Minhas pernas arteiras teriam colecionado cartões. Dionisíacas por natureza, morreriam sem entender o castigo.
Os anjos as abençoaram com alma passarinha. Voam inebriantes como uma melodia que invade o salão e faz até o tímido dançar.
Peço que as poupem de uma palmatória retroativa. Não zombavam por malícia. Só queriam brincar, leves igual uma ciranda.
Muita molecada nasce com o mesmo apetite, a musicalidade nas pernas entrelaçada à arte, ao sonho, ao sorriso. Modéstia à parte, sorriso popular é minha especialidade.
Sem os pés traquinas que brotam nas praças, várzeas, periferias, que reluzem despretensiosamente nas quadras e ruas empoeiradas de um Brasil invisível, perderíamos alegria.
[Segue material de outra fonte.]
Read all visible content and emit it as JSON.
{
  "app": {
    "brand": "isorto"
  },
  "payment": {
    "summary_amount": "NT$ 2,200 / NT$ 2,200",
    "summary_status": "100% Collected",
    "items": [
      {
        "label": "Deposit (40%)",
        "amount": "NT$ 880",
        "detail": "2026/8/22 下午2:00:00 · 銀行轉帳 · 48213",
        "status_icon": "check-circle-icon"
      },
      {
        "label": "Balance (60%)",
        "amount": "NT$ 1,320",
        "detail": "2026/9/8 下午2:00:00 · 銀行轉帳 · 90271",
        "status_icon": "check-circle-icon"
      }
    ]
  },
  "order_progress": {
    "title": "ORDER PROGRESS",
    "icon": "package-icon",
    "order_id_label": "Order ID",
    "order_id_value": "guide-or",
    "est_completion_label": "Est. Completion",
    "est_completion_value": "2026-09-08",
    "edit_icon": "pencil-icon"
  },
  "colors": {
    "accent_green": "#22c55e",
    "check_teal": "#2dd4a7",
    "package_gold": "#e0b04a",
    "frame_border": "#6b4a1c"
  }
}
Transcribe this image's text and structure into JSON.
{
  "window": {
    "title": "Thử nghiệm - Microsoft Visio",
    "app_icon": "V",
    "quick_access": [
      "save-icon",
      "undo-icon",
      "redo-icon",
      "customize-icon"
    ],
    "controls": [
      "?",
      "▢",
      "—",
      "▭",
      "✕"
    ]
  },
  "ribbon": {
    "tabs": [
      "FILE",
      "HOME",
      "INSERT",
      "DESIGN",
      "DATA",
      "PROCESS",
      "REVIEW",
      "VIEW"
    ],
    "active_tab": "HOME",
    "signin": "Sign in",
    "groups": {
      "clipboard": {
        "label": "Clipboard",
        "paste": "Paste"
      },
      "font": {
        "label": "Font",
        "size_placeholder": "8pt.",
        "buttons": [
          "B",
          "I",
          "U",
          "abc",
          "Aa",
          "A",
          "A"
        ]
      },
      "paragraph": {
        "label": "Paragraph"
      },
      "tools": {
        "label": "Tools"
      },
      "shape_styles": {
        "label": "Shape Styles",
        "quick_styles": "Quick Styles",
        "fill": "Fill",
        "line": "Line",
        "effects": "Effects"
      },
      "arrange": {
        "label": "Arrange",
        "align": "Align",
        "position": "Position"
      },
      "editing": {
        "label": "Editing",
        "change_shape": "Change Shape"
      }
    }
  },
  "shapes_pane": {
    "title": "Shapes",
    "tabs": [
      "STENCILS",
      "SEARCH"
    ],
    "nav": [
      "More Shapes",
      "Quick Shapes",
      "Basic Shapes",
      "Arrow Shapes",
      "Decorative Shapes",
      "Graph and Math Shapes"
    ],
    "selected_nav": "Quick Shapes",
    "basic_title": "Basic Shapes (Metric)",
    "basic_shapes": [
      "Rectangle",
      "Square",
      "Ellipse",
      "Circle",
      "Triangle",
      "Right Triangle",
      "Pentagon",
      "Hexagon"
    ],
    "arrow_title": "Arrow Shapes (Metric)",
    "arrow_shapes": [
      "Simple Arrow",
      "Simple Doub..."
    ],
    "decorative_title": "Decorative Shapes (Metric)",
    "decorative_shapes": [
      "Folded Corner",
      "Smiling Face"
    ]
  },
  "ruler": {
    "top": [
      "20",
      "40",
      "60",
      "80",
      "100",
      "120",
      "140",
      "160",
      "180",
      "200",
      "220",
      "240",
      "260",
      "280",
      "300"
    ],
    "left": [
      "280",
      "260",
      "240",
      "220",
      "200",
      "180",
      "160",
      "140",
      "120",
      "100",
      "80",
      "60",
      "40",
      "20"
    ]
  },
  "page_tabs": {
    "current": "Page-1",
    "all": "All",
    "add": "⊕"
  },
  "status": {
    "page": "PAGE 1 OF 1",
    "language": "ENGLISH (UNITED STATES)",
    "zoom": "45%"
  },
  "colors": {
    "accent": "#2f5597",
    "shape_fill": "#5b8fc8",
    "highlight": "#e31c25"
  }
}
Mutilaríamos a genética e a graça do futebol. Desbotaríamos nossa identidade cultural. A bola, coitada, choraria baixinho o choro do abandono.
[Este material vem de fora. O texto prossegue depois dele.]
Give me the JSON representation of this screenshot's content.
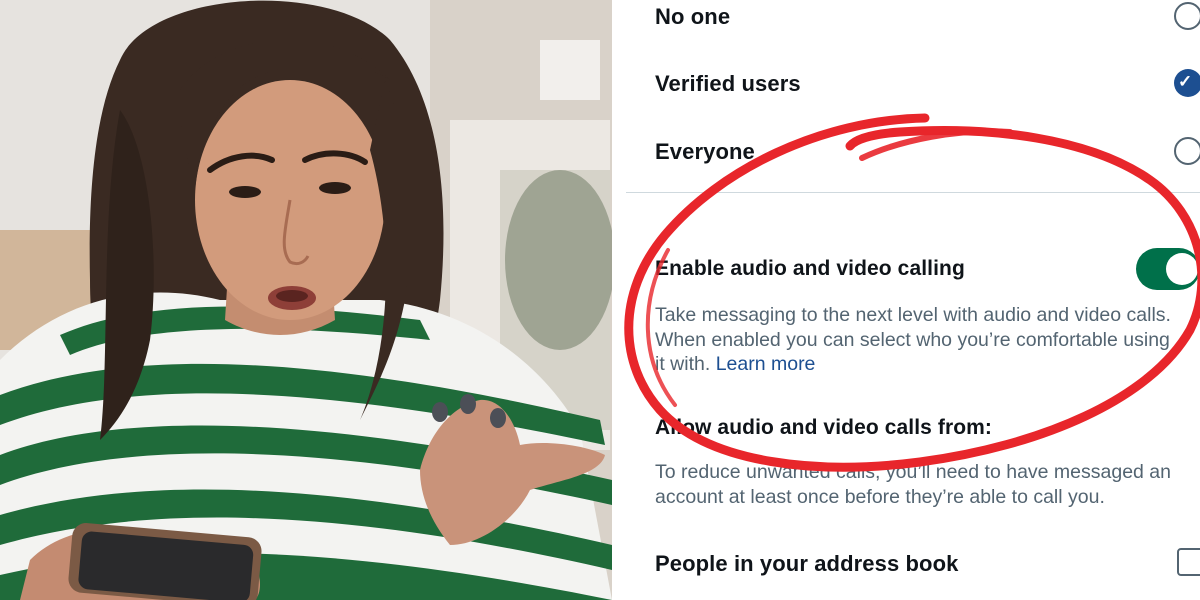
{
  "photo": {
    "subject": "woman-looking-at-phone"
  },
  "settings": {
    "options": [
      {
        "label": "No one",
        "checked": false
      },
      {
        "label": "Verified users",
        "checked": true
      },
      {
        "label": "Everyone",
        "checked": false
      }
    ],
    "check_mark": "✓",
    "calling": {
      "title": "Enable audio and video calling",
      "enabled": true,
      "description_lines": [
        "Take messaging to the next level with audio and video calls.",
        "When enabled you can select who you’re comfortable using"
      ],
      "description_tail": "it with.",
      "learn_more": "Learn more"
    },
    "allow_from": {
      "title": "Allow audio and video calls from:",
      "description_lines": [
        "To reduce unwanted calls, you’ll need to have messaged an",
        "account at least once before they’re able to call you."
      ]
    },
    "address_book": {
      "label": "People in your address book",
      "checked": false
    }
  },
  "colors": {
    "annotation_red": "#e8262b",
    "toggle_green": "#00704a",
    "checked_blue": "#1d4f91",
    "text_primary": "#0f1419",
    "text_secondary": "#536471"
  }
}
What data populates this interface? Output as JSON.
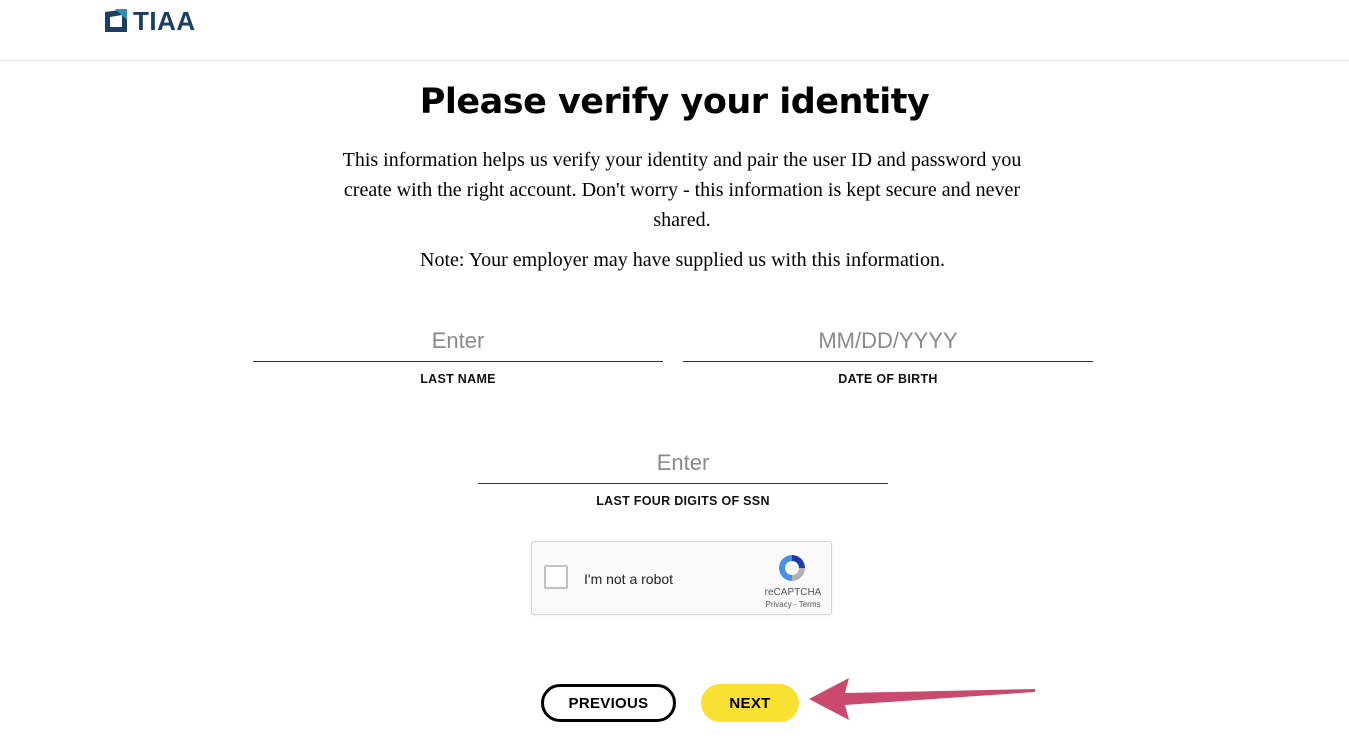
{
  "header": {
    "logo_text": "TIAA"
  },
  "page": {
    "title": "Please verify your identity",
    "intro": "This information helps us verify your identity and pair the user ID and password you create with the right account. Don't worry - this information is kept secure and never shared.",
    "note": "Note: Your employer may have supplied us with this information."
  },
  "form": {
    "last_name": {
      "placeholder": "Enter",
      "value": "",
      "label": "LAST NAME"
    },
    "date_of_birth": {
      "placeholder": "MM/DD/YYYY",
      "value": "",
      "label": "DATE OF BIRTH"
    },
    "ssn_last_four": {
      "placeholder": "Enter",
      "value": "",
      "label": "LAST FOUR DIGITS OF SSN"
    }
  },
  "captcha": {
    "label": "I'm not a robot",
    "brand": "reCAPTCHA",
    "links": "Privacy - Terms",
    "checked": false
  },
  "actions": {
    "previous_label": "PREVIOUS",
    "next_label": "NEXT"
  },
  "colors": {
    "brand_navy": "#1b3f63",
    "brand_teal": "#2f8fb0",
    "next_button": "#f9e131",
    "annotation_arrow": "#c94a6e"
  },
  "icons": {
    "logo": "tiaa-logo-icon",
    "captcha": "recaptcha-icon",
    "annotation": "annotation-arrow-icon"
  }
}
Pensem nessa moçada, eu voz rogo. Daqui a pouco vão achar errado o lençol, a caneta, a embaixadinha, todas as picardias que entortam a marcação e levantam a galera. O diacho do mundo, assombrado já por tanta estupidez, tanta aspereza, ficaria pior.
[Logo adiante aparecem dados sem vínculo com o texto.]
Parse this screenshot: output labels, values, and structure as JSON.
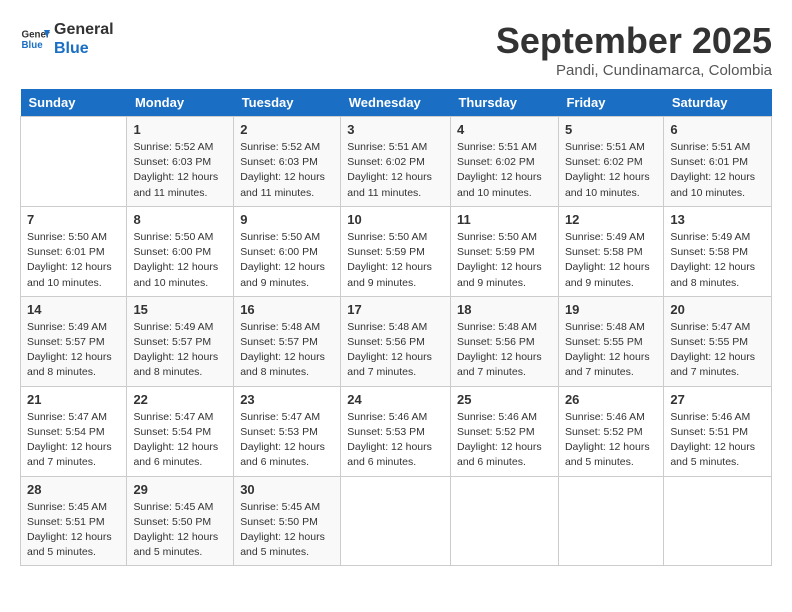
{
  "header": {
    "logo_line1": "General",
    "logo_line2": "Blue",
    "month": "September 2025",
    "location": "Pandi, Cundinamarca, Colombia"
  },
  "weekdays": [
    "Sunday",
    "Monday",
    "Tuesday",
    "Wednesday",
    "Thursday",
    "Friday",
    "Saturday"
  ],
  "weeks": [
    [
      {
        "day": "",
        "info": ""
      },
      {
        "day": "1",
        "info": "Sunrise: 5:52 AM\nSunset: 6:03 PM\nDaylight: 12 hours\nand 11 minutes."
      },
      {
        "day": "2",
        "info": "Sunrise: 5:52 AM\nSunset: 6:03 PM\nDaylight: 12 hours\nand 11 minutes."
      },
      {
        "day": "3",
        "info": "Sunrise: 5:51 AM\nSunset: 6:02 PM\nDaylight: 12 hours\nand 11 minutes."
      },
      {
        "day": "4",
        "info": "Sunrise: 5:51 AM\nSunset: 6:02 PM\nDaylight: 12 hours\nand 10 minutes."
      },
      {
        "day": "5",
        "info": "Sunrise: 5:51 AM\nSunset: 6:02 PM\nDaylight: 12 hours\nand 10 minutes."
      },
      {
        "day": "6",
        "info": "Sunrise: 5:51 AM\nSunset: 6:01 PM\nDaylight: 12 hours\nand 10 minutes."
      }
    ],
    [
      {
        "day": "7",
        "info": "Sunrise: 5:50 AM\nSunset: 6:01 PM\nDaylight: 12 hours\nand 10 minutes."
      },
      {
        "day": "8",
        "info": "Sunrise: 5:50 AM\nSunset: 6:00 PM\nDaylight: 12 hours\nand 10 minutes."
      },
      {
        "day": "9",
        "info": "Sunrise: 5:50 AM\nSunset: 6:00 PM\nDaylight: 12 hours\nand 9 minutes."
      },
      {
        "day": "10",
        "info": "Sunrise: 5:50 AM\nSunset: 5:59 PM\nDaylight: 12 hours\nand 9 minutes."
      },
      {
        "day": "11",
        "info": "Sunrise: 5:50 AM\nSunset: 5:59 PM\nDaylight: 12 hours\nand 9 minutes."
      },
      {
        "day": "12",
        "info": "Sunrise: 5:49 AM\nSunset: 5:58 PM\nDaylight: 12 hours\nand 9 minutes."
      },
      {
        "day": "13",
        "info": "Sunrise: 5:49 AM\nSunset: 5:58 PM\nDaylight: 12 hours\nand 8 minutes."
      }
    ],
    [
      {
        "day": "14",
        "info": "Sunrise: 5:49 AM\nSunset: 5:57 PM\nDaylight: 12 hours\nand 8 minutes."
      },
      {
        "day": "15",
        "info": "Sunrise: 5:49 AM\nSunset: 5:57 PM\nDaylight: 12 hours\nand 8 minutes."
      },
      {
        "day": "16",
        "info": "Sunrise: 5:48 AM\nSunset: 5:57 PM\nDaylight: 12 hours\nand 8 minutes."
      },
      {
        "day": "17",
        "info": "Sunrise: 5:48 AM\nSunset: 5:56 PM\nDaylight: 12 hours\nand 7 minutes."
      },
      {
        "day": "18",
        "info": "Sunrise: 5:48 AM\nSunset: 5:56 PM\nDaylight: 12 hours\nand 7 minutes."
      },
      {
        "day": "19",
        "info": "Sunrise: 5:48 AM\nSunset: 5:55 PM\nDaylight: 12 hours\nand 7 minutes."
      },
      {
        "day": "20",
        "info": "Sunrise: 5:47 AM\nSunset: 5:55 PM\nDaylight: 12 hours\nand 7 minutes."
      }
    ],
    [
      {
        "day": "21",
        "info": "Sunrise: 5:47 AM\nSunset: 5:54 PM\nDaylight: 12 hours\nand 7 minutes."
      },
      {
        "day": "22",
        "info": "Sunrise: 5:47 AM\nSunset: 5:54 PM\nDaylight: 12 hours\nand 6 minutes."
      },
      {
        "day": "23",
        "info": "Sunrise: 5:47 AM\nSunset: 5:53 PM\nDaylight: 12 hours\nand 6 minutes."
      },
      {
        "day": "24",
        "info": "Sunrise: 5:46 AM\nSunset: 5:53 PM\nDaylight: 12 hours\nand 6 minutes."
      },
      {
        "day": "25",
        "info": "Sunrise: 5:46 AM\nSunset: 5:52 PM\nDaylight: 12 hours\nand 6 minutes."
      },
      {
        "day": "26",
        "info": "Sunrise: 5:46 AM\nSunset: 5:52 PM\nDaylight: 12 hours\nand 5 minutes."
      },
      {
        "day": "27",
        "info": "Sunrise: 5:46 AM\nSunset: 5:51 PM\nDaylight: 12 hours\nand 5 minutes."
      }
    ],
    [
      {
        "day": "28",
        "info": "Sunrise: 5:45 AM\nSunset: 5:51 PM\nDaylight: 12 hours\nand 5 minutes."
      },
      {
        "day": "29",
        "info": "Sunrise: 5:45 AM\nSunset: 5:50 PM\nDaylight: 12 hours\nand 5 minutes."
      },
      {
        "day": "30",
        "info": "Sunrise: 5:45 AM\nSunset: 5:50 PM\nDaylight: 12 hours\nand 5 minutes."
      },
      {
        "day": "",
        "info": ""
      },
      {
        "day": "",
        "info": ""
      },
      {
        "day": "",
        "info": ""
      },
      {
        "day": "",
        "info": ""
      }
    ]
  ]
}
Por que não miram as ameaças verdadeiras? Permanecem aí desde as primeiras peladas em Pau Grande, lá se vão 80 anos. Não me refiro aos perebas. Falo, é lógico, de corrupção, patrimonialismo, racismo.
Em vez da firula, da galhofa, deveriam erradicar os ataques racistas perpetuados pela mentalidade escravocrata. Neles haveriam de aplicar um rigor proporcional à crueldade refletida nos estádios.
Sou fortemente solidário ao desabafo indignado do jovem Luighi: “Ninguém vai fazer nada?”. O apelo do atacante palmeirense, ofendido por torcedores na Libertadores Sub-20, deu em pizza. Teve de se contentar com multa e repreensão protocolares aos opressores.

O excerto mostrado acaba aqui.